I want to find the arc length of the equation: $ x^{2/3} + y^{2/3} = 4 $
My steps follow as:
$ y= f(x) = (4-x^{2/3})^{3/2} $
$ f'(x)= -x^{-1/3}(4-x^{2/3})^{1/2} $
$ [f'(x)]^2 = 4x^{-2/3}-1 $
$ [f'(x)]^2 + 1 = 4x^{-2/3} $
$ L = \int_\sqrt8^4 \sqrt{f'(x)^2 + 1} dx = 0.0955 $
Bounds of the upper integral are found by:
$ y= (4-x^{2/3})^{3/2} = x $
$ x= 2 $ , $ x = \sqrt8 $
The integral gives us the asteroid's 1/8th of length.
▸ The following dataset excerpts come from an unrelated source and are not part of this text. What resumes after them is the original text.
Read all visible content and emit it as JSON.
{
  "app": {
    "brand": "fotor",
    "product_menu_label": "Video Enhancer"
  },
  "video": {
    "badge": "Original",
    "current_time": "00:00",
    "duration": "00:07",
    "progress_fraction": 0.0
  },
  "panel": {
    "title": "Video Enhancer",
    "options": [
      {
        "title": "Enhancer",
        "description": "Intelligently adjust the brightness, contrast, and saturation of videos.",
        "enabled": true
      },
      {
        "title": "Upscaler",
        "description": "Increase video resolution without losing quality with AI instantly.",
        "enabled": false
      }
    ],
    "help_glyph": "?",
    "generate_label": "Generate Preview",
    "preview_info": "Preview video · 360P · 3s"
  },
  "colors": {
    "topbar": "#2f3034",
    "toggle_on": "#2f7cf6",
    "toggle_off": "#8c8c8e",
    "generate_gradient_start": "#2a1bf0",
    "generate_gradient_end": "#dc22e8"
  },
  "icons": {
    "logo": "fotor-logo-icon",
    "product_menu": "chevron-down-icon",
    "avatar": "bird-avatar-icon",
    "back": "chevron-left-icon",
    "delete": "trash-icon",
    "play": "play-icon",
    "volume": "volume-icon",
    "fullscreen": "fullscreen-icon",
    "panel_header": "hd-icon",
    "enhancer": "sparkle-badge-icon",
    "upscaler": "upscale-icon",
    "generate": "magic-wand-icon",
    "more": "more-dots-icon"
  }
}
We multiply by 8 and finally get the result 0.7646.
I solved this problem by imitating the steps exactly of a similar problem with $ x^{2/3} + y^{2/3} = 1 $ instead of this problem's $ x^{2/3} + y^{2/3} = 4 $.
Change of the number from 1 to 4 should not change the method of solving this question right? According to my professor's answer, I should be getting 8 as a result. I am wondering if I did something wrong or I wrote my professor's answer as wrong.
PS: This is my first stackexchange post, feel free to point out if I could have done something better in my post.
An alternative method is to use the parametric form of the astroid, i.e.,
$$ x=8\cos^3t\\ y=8\sin^3t $$
Employing symmetry we can say that
$$ \begin{align} s &=4\int_0^{\pi/2}\sqrt{\dot x^2+\dot y^2}~dt\\ &=4\cdot8\cdot3\int_0^{\pi/2}\sqrt{\cos^4t\sin^2t+\sin^4t\cos^2t}~dt\\ &=4\cdot8\cdot3\int_0^{\pi/2}\cos t\sin t\sqrt{\cos^2t+\sin^2t}~dt\\ &=4\cdot8\cdot3\int_0^{\pi/2}\cos t\sin t~dt\\ &=4\cdot8\cdot3\cdot\frac{1}{2}\\ &=48 \end{align} $$